Onde é que isso está escrito?
Um leitor escreveu-me: «O AO90 obriga a escrever “re-escrever”? Os dicionários da PE e Priberam, assim como o corretor FLIP, dizem que não, mas Nuno Pacheco diz que sim, hoje na revista do Público. Fui ver o AO90 e não percebi... Que acha?» Fui ler: «Argumentações contra este acordo houve muitas: desde a importância da “expressão grafémica da ortografia” até à “formatação mutiladora do português europeu”, passando pela ridícula imposição à ciência (as propriedades “ópticas” dos minerais passam a “óticas”, o que nos levará a encostá-los aos ouvidos para confirmar), à idiotia de fazer regredir palavras já consagradas (“reescrever” passa a “re-escrever”, segundo o AO, por ter duas vogais iguais seguidas), ao desastre da confusão entre “fonémica” e “fonética” ou ao “atentado contra a significação corrente das palavras”» («Academia e bom senso», Nuno Pacheco, «2»/Público, 15.11.2015, p. 29).
A primeira vez que me referi a esta questão foi em 2009. Vejamos: a verdade é que a alínea b), n.º 1, da Base XVI do Acordo Ortográfico de 1990 não refere o prefixo re-, mas, note-se, a enumeração é meramente exemplificativa, e, por analogia com os mencionados, usar-se-ia hífen. A primeira dúvida que nos ocorre é se esta lista não devia ser taxativa. Devia. Logo, o texto do acordo foi mal pensado, mal redigido e, por consequência, só pode ser mal aplicado. Em rigor, sem nada mais ponderar, neste ponto, Nuno Pacheco tem razão. Contudo, há o chamado espírito da lei, de que Nuno Pacheco e muitos leitores já terão ouvido falar. Ora, àquela alínea do AO90 segue-se uma observação que diz isto: «Nas formações com o prefixo co-, este aglutina-se em geral com o segundo elemento mesmo quando iniciado por o: coobrigação, coocupante, coordenar, cooperação, cooperar, etc.» Ora, sendo o prefixo re- em tudo igual ao prefixo co-, naturalmente se deve entender que também constituirá excepção, que só não foi explicitada porque o prefixo não está na enumeração exemplificativa. Mas se é exemplificativa... Mandam o bom senso e a estabilizada tradição vocabular manter a fusão dos elementos.
Linguistas e lexicógrafos ainda andaram muito tempo desassistidos do auxílio de qualquer espírito, da lei ou santo. Assim, quando a Academia Brasileira de Letras lançou a primeira edição do seu dicionário escolar, em Novembro de 2008, supervisionado por Evanildo Bechara, registou re-edificar, re-editar, re-educar, re-eleito, re-embolsar, re-enviar, etc. Só na segunda edição deixaram de usar o hífen.

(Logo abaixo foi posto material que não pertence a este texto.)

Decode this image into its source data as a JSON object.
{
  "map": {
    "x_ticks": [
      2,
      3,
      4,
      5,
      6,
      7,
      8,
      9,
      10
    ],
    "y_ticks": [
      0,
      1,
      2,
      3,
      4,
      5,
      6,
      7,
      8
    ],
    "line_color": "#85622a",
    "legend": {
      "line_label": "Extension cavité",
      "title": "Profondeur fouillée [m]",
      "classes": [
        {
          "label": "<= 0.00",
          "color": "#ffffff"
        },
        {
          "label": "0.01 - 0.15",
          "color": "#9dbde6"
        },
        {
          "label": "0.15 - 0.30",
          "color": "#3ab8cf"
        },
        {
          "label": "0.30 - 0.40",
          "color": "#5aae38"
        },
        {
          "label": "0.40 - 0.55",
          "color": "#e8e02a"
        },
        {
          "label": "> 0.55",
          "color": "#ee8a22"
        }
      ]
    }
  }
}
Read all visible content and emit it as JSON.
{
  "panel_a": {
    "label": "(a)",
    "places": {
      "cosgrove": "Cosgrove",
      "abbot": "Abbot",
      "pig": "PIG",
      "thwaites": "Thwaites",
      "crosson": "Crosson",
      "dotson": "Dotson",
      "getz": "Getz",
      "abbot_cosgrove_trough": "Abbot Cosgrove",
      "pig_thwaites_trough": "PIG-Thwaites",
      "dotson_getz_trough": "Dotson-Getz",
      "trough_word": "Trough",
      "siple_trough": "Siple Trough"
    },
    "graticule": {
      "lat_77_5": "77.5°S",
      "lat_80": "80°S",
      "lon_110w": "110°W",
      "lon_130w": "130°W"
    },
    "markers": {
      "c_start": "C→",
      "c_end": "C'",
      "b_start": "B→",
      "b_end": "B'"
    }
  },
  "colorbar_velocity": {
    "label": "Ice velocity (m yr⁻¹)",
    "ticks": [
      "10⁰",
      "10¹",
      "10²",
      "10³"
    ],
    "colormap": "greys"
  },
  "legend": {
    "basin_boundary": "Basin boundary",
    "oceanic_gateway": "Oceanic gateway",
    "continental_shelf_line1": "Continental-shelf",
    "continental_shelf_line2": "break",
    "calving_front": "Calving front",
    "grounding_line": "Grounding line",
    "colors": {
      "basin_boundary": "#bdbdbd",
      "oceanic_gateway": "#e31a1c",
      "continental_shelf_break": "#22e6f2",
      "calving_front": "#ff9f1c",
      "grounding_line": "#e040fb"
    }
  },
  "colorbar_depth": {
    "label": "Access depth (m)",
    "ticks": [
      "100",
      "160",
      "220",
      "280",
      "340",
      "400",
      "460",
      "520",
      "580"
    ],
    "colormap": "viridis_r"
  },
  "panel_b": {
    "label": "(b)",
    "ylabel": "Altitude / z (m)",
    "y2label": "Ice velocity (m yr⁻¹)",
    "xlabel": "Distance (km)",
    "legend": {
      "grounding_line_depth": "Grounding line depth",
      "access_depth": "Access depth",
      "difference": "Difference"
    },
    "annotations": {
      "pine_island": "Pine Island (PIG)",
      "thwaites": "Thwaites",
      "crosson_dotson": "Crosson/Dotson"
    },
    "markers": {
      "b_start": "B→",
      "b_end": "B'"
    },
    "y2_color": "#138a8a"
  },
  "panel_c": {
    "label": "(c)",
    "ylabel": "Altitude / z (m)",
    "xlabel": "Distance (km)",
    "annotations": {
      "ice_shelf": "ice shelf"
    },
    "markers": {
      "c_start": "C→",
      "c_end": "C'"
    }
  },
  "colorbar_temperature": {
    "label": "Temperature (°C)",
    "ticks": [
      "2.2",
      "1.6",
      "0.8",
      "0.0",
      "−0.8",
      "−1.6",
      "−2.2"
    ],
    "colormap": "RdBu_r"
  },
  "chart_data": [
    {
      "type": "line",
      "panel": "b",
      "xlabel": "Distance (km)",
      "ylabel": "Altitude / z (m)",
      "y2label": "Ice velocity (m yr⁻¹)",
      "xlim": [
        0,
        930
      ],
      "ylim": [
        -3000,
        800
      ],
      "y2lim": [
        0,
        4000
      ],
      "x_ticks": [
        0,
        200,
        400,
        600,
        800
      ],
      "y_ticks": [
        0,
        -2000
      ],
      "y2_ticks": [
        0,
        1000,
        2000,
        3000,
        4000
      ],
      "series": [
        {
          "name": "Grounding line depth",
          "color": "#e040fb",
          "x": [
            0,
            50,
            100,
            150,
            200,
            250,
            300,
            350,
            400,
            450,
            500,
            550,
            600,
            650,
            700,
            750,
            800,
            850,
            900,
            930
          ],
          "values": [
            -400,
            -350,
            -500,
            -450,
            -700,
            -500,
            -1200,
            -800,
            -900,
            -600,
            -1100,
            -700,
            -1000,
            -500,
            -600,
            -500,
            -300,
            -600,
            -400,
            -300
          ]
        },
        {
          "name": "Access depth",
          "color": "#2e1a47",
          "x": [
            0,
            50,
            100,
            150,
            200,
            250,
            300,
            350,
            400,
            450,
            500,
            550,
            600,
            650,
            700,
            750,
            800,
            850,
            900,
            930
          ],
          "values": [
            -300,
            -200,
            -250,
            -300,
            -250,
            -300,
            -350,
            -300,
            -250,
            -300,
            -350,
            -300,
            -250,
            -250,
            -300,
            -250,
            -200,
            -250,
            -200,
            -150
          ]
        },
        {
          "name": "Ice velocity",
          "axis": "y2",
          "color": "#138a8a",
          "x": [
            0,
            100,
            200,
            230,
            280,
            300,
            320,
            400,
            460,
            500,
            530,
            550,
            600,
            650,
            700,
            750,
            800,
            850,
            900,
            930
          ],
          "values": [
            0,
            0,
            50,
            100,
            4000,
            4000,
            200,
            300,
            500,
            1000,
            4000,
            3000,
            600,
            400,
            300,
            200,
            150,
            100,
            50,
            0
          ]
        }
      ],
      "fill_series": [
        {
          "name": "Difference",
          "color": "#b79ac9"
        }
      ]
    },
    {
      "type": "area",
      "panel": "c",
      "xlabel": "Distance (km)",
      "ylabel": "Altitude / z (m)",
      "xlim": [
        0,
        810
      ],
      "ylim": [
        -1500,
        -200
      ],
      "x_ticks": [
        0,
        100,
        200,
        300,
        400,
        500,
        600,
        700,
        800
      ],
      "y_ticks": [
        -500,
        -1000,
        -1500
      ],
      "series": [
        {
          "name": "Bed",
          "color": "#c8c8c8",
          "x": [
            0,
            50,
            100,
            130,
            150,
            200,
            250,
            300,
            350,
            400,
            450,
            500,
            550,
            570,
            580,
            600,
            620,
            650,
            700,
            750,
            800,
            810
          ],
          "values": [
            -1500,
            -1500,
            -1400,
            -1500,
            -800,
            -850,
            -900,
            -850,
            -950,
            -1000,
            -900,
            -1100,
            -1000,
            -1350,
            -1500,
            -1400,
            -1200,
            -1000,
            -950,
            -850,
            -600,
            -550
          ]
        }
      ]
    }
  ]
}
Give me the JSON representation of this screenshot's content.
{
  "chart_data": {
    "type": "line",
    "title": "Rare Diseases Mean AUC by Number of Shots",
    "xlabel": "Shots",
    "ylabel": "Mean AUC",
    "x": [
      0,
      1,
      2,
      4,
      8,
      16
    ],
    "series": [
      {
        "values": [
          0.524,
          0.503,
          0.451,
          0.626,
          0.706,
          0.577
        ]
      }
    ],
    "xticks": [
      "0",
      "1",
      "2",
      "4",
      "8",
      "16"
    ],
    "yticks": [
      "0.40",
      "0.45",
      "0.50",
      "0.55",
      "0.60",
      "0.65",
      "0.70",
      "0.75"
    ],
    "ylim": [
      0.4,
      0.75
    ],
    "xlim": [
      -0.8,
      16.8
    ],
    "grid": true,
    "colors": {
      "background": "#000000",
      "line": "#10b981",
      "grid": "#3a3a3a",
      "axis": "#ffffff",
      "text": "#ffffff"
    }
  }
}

Repito: sem outras considerações, sem atender à intenção do legislador (também ele, vimo-lo, enredado nas suas próprias intenções, como os que, pela péssima caligrafia, não percebem o que escreveram), Nuno Pacheco tem razão. Pior andou a consultora do Ciberdúvidas Sandra Duarte Tavares («A grafia de reenviar e de reescrever (AO), 7.11.2011, aqui) ao afirmar categoricamente: «Porém, esta regra tem uma exceção: os prefixos co-, re- e pre- aglutinam-se sempre à palavra-base, mesmo que esta se inicie pelas vogais o ou e: cooperar, reeleger, preencher.» É caso para perguntar: onde é que isso está escrito? Perguntados sobre a questão, o máximo que podemos fazer é recomendar que se escreva, atentas as razões atrás expendidas, com fusão dos elementos, sem hífen; se tivermos tempo e espaço, explicamos tudo.